2014年7月23日水曜日

大学生の学業・バイト・交際時間の変化

 総務省の『社会生活基本調査』は,各種の生活行動の平均時間や実施率を教えてくれるスグレモノです。1976年以降5年間隔で実施されていますが,1986年から最新の2011年調査の結果はネットでみることができます。

 私は,この25年間(四半世紀)にかけて,大学生のメジャーな行動時間がどう変わってきたかを調べました。着目したのは,学業,仕事(バイト),および交際・付き合いの3つです。

 大学生のマジメ化がいわれていますが,学業(勉強)時間は増えてきているであろう。最近,学生のブラックバイトが問題化していますが,バイト時間は増えているのではないか。これらの反動として,交際時間は減ってきているのではないか。こんな仮説を持って,データに当たってみました。

 原資料には,①総平均時間,②実施者平均時間,③実施率の3つが掲載されています。私は各年について,平日と日曜の数値を採取しました。

 なお大学生の数値を拾ったのですが,1986年から2006年の調査では,調査対象者に大学院生も含まれています。まあ,サンプル中の院生の数は微々たるものですから,大勢に影響はないでしょう。


 まずは平日のデータです。観察期間中の最大値は赤字にしましたが,どうでしょう。学業時間は,総平均,実施者平均とも2011年がマックスです。長期的にみても,大学生の勉強時間は増えているのですね。ちなみに,学業時間が最も短かったのは総平均でみると1996年,私の頃ではないですか(223分)。なはは・・・。今の学生さんに顔向けできませんなあ。

 その代わりかどうかは知りませんが,96年の学生はバイト実施率が最も高くなっています。平均時間でみても現在より長し。私の頃のほうが,バイトはしていたんだな。まあ,これはあくまで平均値であり,ブラックと呼べるレベルのバイトをしている者の率でみるとまた違うでしょうが。

 あと一つの交際をみると,ほほう,実施率はみるみる下がってきています。1986年では29.2%でしたが,四半世紀を経た2011年ではほぼ半減しています。平均時間も短くなっていますね。

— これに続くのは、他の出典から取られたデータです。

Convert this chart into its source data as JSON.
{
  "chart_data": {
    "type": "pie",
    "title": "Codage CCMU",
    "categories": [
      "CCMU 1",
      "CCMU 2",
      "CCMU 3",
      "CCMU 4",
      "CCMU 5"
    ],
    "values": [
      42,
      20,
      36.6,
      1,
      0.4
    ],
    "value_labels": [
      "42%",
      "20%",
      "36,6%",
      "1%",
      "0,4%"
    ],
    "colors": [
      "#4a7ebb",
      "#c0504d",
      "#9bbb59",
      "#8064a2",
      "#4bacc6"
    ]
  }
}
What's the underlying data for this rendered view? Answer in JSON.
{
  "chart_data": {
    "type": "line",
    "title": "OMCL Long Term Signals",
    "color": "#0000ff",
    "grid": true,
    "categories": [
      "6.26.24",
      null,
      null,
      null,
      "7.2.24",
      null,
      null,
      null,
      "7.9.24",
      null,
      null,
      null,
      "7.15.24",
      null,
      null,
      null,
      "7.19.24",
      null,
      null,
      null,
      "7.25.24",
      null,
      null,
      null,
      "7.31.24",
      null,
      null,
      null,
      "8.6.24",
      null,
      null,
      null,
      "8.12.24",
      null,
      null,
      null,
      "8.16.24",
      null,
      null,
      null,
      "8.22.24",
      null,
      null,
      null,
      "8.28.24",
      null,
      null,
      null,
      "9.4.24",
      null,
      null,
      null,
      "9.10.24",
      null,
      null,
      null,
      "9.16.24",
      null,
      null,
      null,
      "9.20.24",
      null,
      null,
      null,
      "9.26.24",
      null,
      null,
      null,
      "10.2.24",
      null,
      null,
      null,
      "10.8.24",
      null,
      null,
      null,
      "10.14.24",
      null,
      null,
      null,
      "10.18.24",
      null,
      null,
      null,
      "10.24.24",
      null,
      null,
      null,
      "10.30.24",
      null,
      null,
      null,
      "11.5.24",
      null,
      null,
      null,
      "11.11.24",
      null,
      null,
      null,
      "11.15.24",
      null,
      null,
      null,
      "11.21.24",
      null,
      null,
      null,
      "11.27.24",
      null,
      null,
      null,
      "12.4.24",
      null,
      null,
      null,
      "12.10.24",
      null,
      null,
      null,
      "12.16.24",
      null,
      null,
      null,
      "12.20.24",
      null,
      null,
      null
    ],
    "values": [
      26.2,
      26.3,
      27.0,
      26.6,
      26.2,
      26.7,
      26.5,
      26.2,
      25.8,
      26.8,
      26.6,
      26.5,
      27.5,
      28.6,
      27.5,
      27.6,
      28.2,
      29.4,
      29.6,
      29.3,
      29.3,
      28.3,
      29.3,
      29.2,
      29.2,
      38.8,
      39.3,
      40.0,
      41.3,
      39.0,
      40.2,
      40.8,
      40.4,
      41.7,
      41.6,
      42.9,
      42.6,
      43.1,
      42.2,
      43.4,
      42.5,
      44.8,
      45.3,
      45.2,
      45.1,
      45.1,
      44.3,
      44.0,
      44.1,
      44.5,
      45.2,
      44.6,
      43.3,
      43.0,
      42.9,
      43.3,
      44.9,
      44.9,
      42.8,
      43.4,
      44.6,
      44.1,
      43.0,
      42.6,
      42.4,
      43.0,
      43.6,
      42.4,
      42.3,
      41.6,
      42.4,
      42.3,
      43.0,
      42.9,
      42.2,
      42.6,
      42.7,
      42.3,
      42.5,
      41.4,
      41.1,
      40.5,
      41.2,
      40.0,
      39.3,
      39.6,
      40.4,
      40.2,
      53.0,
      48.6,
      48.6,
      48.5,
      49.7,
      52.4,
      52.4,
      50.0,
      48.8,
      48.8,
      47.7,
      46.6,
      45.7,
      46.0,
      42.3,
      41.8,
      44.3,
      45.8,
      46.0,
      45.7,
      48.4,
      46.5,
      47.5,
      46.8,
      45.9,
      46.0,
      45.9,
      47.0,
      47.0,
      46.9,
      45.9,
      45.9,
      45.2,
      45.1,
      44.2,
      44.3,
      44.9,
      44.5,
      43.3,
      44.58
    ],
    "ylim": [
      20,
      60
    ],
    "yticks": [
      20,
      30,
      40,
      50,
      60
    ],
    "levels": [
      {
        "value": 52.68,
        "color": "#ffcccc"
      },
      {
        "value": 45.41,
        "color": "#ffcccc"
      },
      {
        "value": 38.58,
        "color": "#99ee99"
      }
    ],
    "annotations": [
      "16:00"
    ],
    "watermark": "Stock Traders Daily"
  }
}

 平日のデータですが,大よそ,巷でいわれる学生の「マジメ化・ウチ化」の傾向がデータでも確認されました。では,今度は日曜日をみてみましょう。


 学業時間は昔のほうが長いですね。86年の平均時間は際立って長し。この年だけ,サンプルに院生が多く含まれていたのでしょうか。実施者平均でみると2011年が241分で最も短くなっており,平日と真逆です。その分,バイト時間は増えていることから,最近では「平日は勉強,休みの日はバイト」というような色分けがされているように思えます。

 交際・付き合いのほうは,平日と同じく,実施率がリニアに減少しています。しかし,実施者平均は2011年が272分で最大です。このことは,遊ぶ学生とそうでない学生の分極化が出てきていることを示唆します。大学進学率が50%を超える今にあっては,Fランク(Nランク)など,いろいろな大学がありますしね。さもありなんです。

 いかがでしょう。今回のデータの知見をまとめると,世間でいわれる「大学生のマジメ化・ウチ化」傾向が支持されるとともに,休日の過ごし方に,学生間の開きが出ていることも知りました。これは,私にとっては発見です。

 学生バイトのブラック化は可視化されませんでしたが,次回(2016年)の『社会生活基本調査』のデータでは,どうなっているか分かりません。観察を継続していきたいと思います。

 今日の統計法では,『社会生活基本調査』の調査票を受講生に配布し,記入してもらい,それを集計して「受講生の1日」を明らかにしてみようかな。それを全国データと比較すると。自分たちの生活の相対化です。結構楽しんでもらえるかも。